That makes me really happy because as I wrote it, I wanted to make sure that it was sensory. When you go to a new place, your senses overwhelm you and that’s part of the beauty of travel — and even just explicitly experiencing a neighborhood.

Our senses are still muted — literally and figuratively — because we’re online, and then when we’re out and about, we’re wearing masks, and so I really tried to be deliberate about having a creative piece that captures the sensory experience.

Speaking of senses, I did not know before reading that the Southern Theater was haunted. When I read “Ghosts and Muses,” I didn’t realize there were haunted buildings on the West Bank.

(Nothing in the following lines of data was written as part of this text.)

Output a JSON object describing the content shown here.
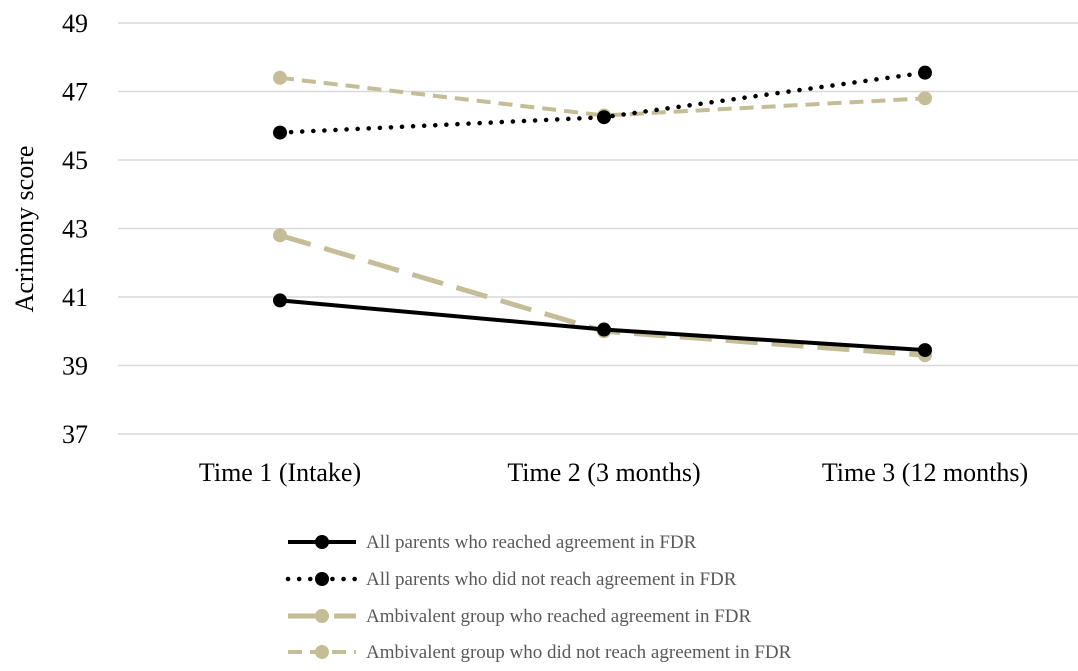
{
  "chart_data": {
    "type": "line",
    "title": "",
    "xlabel": "",
    "ylabel": "Acrimony score",
    "ylim": [
      37,
      49
    ],
    "yticks": [
      "49",
      "47",
      "45",
      "43",
      "41",
      "39",
      "37"
    ],
    "ytick_values": [
      49,
      47,
      45,
      43,
      41,
      39,
      37
    ],
    "grid": "horizontal",
    "legend_position": "bottom",
    "categories": [
      "Time 1 (Intake)",
      "Time 2 (3 months)",
      "Time 3 (12 months)"
    ],
    "series": [
      {
        "name": "All parents who reached agreement in FDR",
        "values": [
          40.9,
          40.05,
          39.45
        ],
        "color": "#000000",
        "style": "solid"
      },
      {
        "name": "All parents who did not reach agreement in FDR",
        "values": [
          45.8,
          46.25,
          47.55
        ],
        "color": "#000000",
        "style": "dotted"
      },
      {
        "name": "Ambivalent group who reached agreement in FDR",
        "values": [
          42.8,
          40.0,
          39.3
        ],
        "color": "#c4bd97",
        "style": "long-dash"
      },
      {
        "name": "Ambivalent group who did not reach agreement in FDR",
        "values": [
          47.4,
          46.3,
          46.8
        ],
        "color": "#c4bd97",
        "style": "dash"
      }
    ]
  }
}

Oh, there’s many. When I started chatting with other folks from other theater companies that I hadn’t met before, they were like, “Oh my gosh, the Southern is totally haunted.” One time I was there doing the lighting rigging and there’s kids laughing upstairs; and I’ve talked to other people who don’t know each other, who have been in the Southern for separate things, and that’s what they say every time.

What would you like readers to take away from “Butterflies and Tall Bikes?”

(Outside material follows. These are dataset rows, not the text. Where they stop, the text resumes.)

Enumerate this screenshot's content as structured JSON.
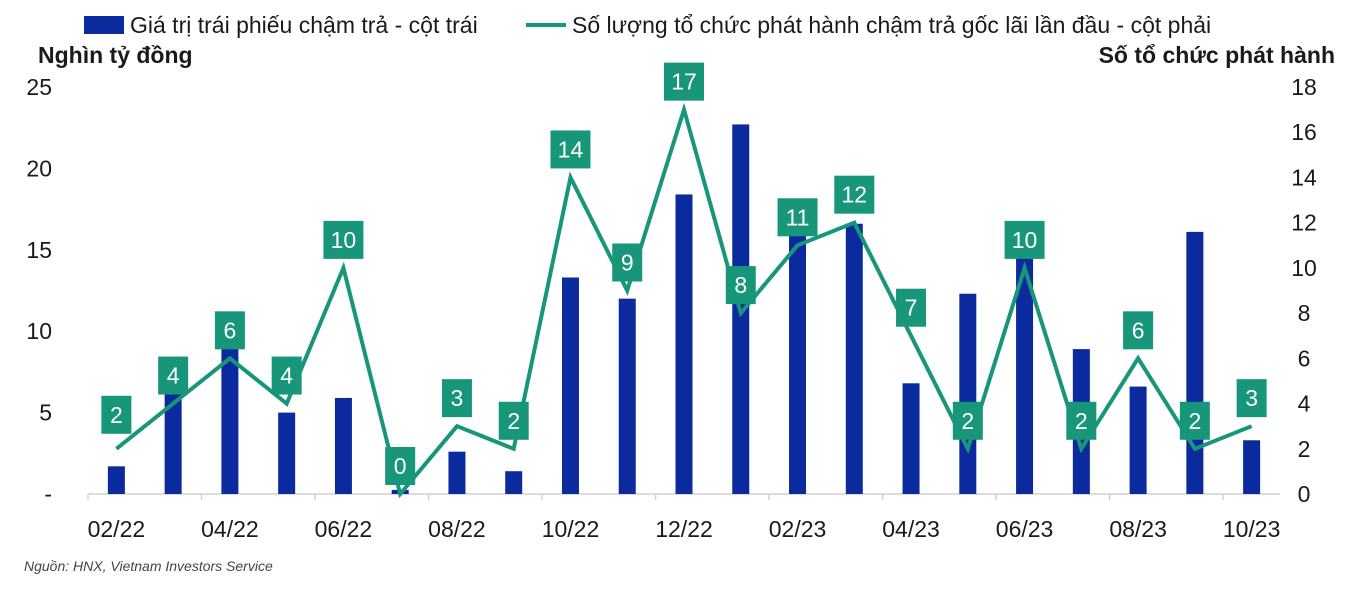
{
  "chart_data": {
    "type": "bar",
    "categories": [
      "02/22",
      "03/22",
      "04/22",
      "05/22",
      "06/22",
      "07/22",
      "08/22",
      "09/22",
      "10/22",
      "11/22",
      "12/22",
      "01/23",
      "02/23",
      "03/23",
      "04/23",
      "05/23",
      "06/23",
      "07/23",
      "08/23",
      "09/23",
      "10/23"
    ],
    "x_tick_labels": [
      "02/22",
      "04/22",
      "06/22",
      "08/22",
      "10/22",
      "12/22",
      "02/23",
      "04/23",
      "06/23",
      "08/23",
      "10/23"
    ],
    "series": [
      {
        "name": "Giá trị trái phiếu chậm trả - cột trái",
        "type": "bar",
        "axis": "left",
        "color": "#0a2a9e",
        "values": [
          1.7,
          6.6,
          9.4,
          5.0,
          5.9,
          0.25,
          2.6,
          1.4,
          13.3,
          12.0,
          18.4,
          22.7,
          16.0,
          16.6,
          6.8,
          12.3,
          14.6,
          8.9,
          6.6,
          16.1,
          3.3
        ]
      },
      {
        "name": "Số lượng tổ chức phát hành chậm trả gốc lãi lần đầu - cột phải",
        "type": "line",
        "axis": "right",
        "color": "#17967a",
        "values": [
          2,
          4,
          6,
          4,
          10,
          0,
          3,
          2,
          14,
          9,
          17,
          8,
          11,
          12,
          7,
          2,
          10,
          2,
          6,
          2,
          3
        ]
      }
    ],
    "ylabel": "Nghìn tỷ đồng",
    "y2label": "Số tổ chức phát hành",
    "ylim": [
      0,
      25
    ],
    "y2lim": [
      0,
      18
    ],
    "y_ticks": [
      "-",
      "5",
      "10",
      "15",
      "20",
      "25"
    ],
    "y2_ticks": [
      "0",
      "2",
      "4",
      "6",
      "8",
      "10",
      "12",
      "14",
      "16",
      "18"
    ],
    "grid": false,
    "legend": "top",
    "source": "Nguồn: HNX, Vietnam Investors Service"
  }
}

I know that Merrie [Benasutti] talks about this a little bit in her interview where she’ll work with students who have sometimes a perception of Cedar-Riverside that is like the West Bank is unsafe, but that’s just fundamentally untrue.The West Bank is such a safe neighborhood. And there’s great restaurants and there’s great people and there’s amazing art. I think if people can read this book and feel a little bit like a regular and come to the West Bank and support the businesses and break that barrier a little bit, that’s great.